Cause of the DC Metro Crash may be due to Faulty Signal System

There were 9 people killed on June 22, 2009, in Washington D.C. when a D.C. Metro Train crashed; according to the National Transportation Safety Board, they are still investigating the crash. The crash happened at approximately 5 pm as one Metro Train collided into another Metro Train that was stopped by the Fort Totten Station. The force of this accident was so great that the first car of one of the Trains was found on top of the last car of the other stopped Metro Train.

The entity that runs the Metro, the Metropolitan Washington Transit Agency (MWATA), was told by the NTSB in 2006 to do something about the older cars in the Metro system since they were built as far back as 1974, or replace them with new trains. This of course was never completed by the MWATA principally due to financial constraints.
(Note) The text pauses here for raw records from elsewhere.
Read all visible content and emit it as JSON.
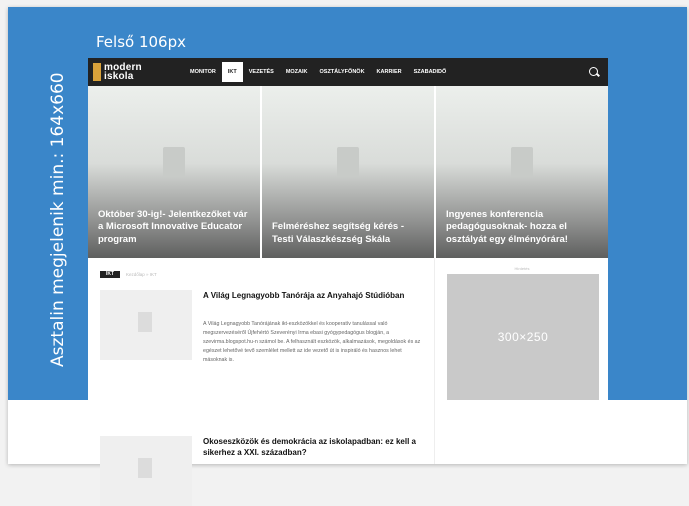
{
  "annotation": {
    "side_label": "Asztalin megjelenik min.: 164x660",
    "top_label": "Felső 106px"
  },
  "logo": {
    "line1": "modern",
    "line2": "iskola"
  },
  "nav": {
    "items": [
      "MONITOR",
      "IKT",
      "VEZETÉS",
      "MOZAIK",
      "OSZTÁLYFŐNÖK",
      "KARRIER",
      "SZABADIDŐ"
    ],
    "active": "IKT"
  },
  "heroes": [
    {
      "title": "Október 30-ig!- Jelentkezőket vár a Microsoft Innovative Educator program"
    },
    {
      "title": "Felméréshez segítség kérés - Testi Válaszkészség Skála"
    },
    {
      "title": "Ingyenes konferencia pedagógusoknak- hozza el osztályát egy élményórára!"
    }
  ],
  "breadcrumb": {
    "badge": "IKT",
    "path": "Kezdőlap  »  IKT"
  },
  "articles": [
    {
      "title": "A Világ Legnagyobb Tanórája az Anyahajó Stúdióban",
      "excerpt": "A Világ Legnagyobb Tanórájának ikt-eszközökkel és kooperatív tanulással való megszervezéséről Újfehértó Szeverényi Irma ebasi gyógypedagógus blogján, a szevirma.blogspot.hu-n számol be. A felhasznált eszközök, alkalmazások, megoldások és az egészet lehetővé tevő szemlélet mellett az ide vezető út is inspiráló és hasznos lehet másoknak is."
    },
    {
      "title": "Okoseszközök és demokrácia az iskolapadban: ez kell a sikerhez a XXI. században?",
      "excerpt": ""
    }
  ],
  "sidebar": {
    "ad_label": "Hirdetés",
    "ad_size": "300×250"
  }
}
This released information has caused some controversy in the D.C. area.

The NTSB may have found evidence that the age of the cars may not have been a factor in this train crash, and rather, the electronic system that keeps trains apart during rush hour may have been the defective condition that may be linked to the crash. The Washington Post reported on July 7, 2009, that the system may not have been functioning normally, and this defective condition was never caught because it was not an “on-going problem.”

Union leader, Jackie Jeter, of the ATS local 689, whose union membership run the Metro Trains demanded that there be more autonomy for workers over the trains under these facts. Hopefully this will lead to much needed oversight to operate the D.C. Metro to prevent another train crash from occurring.